After this series, the number of test failures in that mode is ~70. Most of the remaining failures are in stringutil.wrap(). Essentially textwrap from the standard library wants to operate on native str. Our version is feeding in unicode. We get into trouble when the standard library code does a ''.join() and some unicode is coerced into str. TBH I'm not sure how we're not seeing bugs due to this on Python 2. I'm guessing we're lacking test coverage for something passing non-ASCII into stringutil.wrap()?

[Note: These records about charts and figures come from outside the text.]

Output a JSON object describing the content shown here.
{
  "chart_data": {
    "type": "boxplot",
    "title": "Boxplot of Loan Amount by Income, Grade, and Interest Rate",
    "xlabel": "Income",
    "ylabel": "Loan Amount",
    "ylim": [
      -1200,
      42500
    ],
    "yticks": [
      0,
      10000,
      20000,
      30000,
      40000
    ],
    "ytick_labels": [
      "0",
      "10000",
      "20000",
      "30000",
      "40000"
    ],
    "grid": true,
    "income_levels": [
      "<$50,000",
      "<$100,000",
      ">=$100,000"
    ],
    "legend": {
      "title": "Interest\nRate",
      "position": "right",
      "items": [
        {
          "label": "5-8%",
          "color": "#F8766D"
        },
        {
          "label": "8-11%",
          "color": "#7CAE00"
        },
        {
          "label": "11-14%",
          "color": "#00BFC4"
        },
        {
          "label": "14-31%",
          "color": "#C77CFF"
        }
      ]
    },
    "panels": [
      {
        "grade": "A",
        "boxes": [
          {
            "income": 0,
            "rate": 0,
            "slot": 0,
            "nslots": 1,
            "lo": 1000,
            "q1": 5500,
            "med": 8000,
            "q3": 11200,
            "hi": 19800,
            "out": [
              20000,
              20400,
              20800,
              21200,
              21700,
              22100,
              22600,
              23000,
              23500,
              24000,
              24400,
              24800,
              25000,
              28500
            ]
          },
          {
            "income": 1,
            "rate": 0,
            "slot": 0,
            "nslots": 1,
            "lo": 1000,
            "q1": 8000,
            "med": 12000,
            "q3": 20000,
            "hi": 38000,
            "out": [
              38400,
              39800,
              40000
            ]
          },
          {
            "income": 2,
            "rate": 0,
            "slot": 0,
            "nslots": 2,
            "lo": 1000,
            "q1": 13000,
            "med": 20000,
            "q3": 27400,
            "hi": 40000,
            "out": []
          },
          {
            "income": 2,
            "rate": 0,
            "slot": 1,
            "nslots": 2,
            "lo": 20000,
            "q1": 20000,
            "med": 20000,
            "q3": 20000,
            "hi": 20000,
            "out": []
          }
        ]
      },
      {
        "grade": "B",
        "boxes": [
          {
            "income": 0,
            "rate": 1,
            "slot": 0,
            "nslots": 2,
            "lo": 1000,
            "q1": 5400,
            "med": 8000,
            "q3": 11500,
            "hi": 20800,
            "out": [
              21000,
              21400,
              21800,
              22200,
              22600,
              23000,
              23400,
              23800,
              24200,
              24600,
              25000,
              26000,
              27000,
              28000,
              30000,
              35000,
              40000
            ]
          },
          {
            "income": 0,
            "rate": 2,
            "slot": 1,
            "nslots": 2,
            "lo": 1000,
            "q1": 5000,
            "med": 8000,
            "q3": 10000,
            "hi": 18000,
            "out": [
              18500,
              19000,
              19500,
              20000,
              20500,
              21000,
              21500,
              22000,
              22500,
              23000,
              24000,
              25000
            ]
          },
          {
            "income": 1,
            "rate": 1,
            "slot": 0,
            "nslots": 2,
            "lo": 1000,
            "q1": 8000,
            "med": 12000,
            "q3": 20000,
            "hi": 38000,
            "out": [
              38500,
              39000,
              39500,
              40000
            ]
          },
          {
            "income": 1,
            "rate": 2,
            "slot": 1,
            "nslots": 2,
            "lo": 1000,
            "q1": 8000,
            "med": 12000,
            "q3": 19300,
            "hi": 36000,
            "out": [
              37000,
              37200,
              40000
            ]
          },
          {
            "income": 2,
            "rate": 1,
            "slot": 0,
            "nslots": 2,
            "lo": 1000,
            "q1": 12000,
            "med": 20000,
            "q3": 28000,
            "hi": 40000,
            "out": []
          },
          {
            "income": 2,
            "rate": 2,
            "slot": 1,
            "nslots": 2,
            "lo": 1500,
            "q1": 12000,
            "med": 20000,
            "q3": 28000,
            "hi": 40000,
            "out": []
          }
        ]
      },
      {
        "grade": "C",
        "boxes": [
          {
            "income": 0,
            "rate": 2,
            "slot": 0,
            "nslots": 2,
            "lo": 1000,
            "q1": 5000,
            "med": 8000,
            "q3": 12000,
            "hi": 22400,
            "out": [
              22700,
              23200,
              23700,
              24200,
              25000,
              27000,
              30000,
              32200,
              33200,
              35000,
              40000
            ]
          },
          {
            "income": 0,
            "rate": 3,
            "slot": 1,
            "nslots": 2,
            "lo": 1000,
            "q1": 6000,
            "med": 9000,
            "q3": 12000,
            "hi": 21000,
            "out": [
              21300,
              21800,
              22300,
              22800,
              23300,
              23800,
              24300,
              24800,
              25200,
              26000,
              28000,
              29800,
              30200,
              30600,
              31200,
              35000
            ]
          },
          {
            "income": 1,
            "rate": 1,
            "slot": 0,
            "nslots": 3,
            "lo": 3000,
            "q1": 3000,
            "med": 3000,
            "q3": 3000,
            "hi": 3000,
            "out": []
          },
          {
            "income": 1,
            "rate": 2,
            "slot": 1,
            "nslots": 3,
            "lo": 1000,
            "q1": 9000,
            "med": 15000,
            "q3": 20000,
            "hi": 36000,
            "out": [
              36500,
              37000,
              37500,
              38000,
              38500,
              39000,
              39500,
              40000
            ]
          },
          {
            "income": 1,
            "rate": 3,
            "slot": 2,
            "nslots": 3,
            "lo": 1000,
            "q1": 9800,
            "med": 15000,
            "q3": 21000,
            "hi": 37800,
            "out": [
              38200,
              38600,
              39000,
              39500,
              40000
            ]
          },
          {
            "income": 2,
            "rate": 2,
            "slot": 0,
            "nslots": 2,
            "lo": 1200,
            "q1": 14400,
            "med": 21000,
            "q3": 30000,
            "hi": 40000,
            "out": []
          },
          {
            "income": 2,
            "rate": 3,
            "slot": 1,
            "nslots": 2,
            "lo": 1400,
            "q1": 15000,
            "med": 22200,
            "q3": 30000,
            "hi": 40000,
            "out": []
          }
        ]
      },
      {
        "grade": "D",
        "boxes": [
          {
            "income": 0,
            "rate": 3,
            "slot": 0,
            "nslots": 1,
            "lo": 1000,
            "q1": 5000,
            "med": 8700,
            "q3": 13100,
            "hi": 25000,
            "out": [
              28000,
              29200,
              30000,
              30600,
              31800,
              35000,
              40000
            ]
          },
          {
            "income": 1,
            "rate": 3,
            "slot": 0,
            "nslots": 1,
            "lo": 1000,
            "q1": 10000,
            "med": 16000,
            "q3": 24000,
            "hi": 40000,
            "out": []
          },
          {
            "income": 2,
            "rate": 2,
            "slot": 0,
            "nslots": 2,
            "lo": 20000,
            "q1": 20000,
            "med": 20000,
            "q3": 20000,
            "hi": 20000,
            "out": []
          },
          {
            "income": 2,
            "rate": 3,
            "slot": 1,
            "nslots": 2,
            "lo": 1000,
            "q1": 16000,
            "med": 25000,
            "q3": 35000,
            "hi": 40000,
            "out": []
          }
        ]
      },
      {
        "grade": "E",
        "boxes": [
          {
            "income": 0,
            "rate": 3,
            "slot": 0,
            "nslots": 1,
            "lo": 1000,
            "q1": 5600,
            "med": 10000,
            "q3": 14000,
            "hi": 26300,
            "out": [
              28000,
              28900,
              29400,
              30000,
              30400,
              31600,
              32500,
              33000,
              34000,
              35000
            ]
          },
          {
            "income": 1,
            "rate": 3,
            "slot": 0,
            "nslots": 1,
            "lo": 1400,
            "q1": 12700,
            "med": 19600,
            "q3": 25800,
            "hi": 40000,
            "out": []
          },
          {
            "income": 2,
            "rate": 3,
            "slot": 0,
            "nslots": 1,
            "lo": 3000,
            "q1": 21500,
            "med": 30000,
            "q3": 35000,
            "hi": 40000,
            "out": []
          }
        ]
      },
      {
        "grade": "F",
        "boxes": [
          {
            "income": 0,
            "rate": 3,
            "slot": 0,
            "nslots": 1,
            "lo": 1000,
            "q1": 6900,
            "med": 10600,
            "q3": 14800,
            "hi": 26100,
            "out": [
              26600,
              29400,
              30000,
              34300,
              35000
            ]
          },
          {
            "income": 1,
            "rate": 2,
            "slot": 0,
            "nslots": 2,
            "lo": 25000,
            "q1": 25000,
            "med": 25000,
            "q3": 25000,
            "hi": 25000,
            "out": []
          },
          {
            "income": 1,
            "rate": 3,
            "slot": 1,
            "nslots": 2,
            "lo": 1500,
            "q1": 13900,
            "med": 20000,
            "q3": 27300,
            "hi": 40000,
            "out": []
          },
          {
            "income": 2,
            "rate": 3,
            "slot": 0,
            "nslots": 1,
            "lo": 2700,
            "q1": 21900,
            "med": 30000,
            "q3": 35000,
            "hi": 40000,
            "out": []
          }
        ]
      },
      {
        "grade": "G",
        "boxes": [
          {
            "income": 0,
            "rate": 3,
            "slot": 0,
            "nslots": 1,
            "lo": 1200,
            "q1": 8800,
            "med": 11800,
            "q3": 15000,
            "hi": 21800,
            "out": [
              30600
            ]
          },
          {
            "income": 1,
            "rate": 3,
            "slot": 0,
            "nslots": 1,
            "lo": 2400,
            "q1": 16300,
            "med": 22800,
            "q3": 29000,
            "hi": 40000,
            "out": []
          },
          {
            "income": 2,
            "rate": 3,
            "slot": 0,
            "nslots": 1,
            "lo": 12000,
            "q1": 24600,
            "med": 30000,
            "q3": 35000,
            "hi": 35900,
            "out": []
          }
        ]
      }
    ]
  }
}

@yuja you may be interested in the text wrapping issue.

This revision was automatically updated to reflect the committed changes.
yuja added a comment.Mar 3 2019, 5:01 AM
After this series, the number of test failures in that mode is ~70. Most of the remaining failures are in `stringutil.wrap()`. Essentially `textwrap` from the standard library wants to operate on native `str`. Our version is feeding in `unicode`. We get into trouble when the standard library code does a `''.join()` and some `unicode` is coerced into `str`. TBH I'm not sure how we're not seeing bugs due to this on Python 2. I'm guessing we're lacking test coverage for something passing non-ASCII into `stringutil.wrap()`?

Can you share some example of the test failure?

I'm not sure what's wrong with the textwrap. AFAIK, it's string-neutral.
''.join() would return a unicode string if one of the inputs is a unicode,
and the others are all ASCII bytes.

Yeah, ''.join([u'']) will coerce the str to unicode, so we're fine on that front. The problem is only with HGUNICODEPEDANTRY=1, which will raise during implicit str <-> unicode coercion.

One can reproduce a failure with HGUNICODEPEDANTRY=1 ./run-tests.py -l test-record.t.

I doubt the test suite has been remotely close to passing with HGUNICODEPEDANTRY for possibly years. I'm not sure it is even worth keeping around, since Python 3 has very similar functionality for free. I dunno.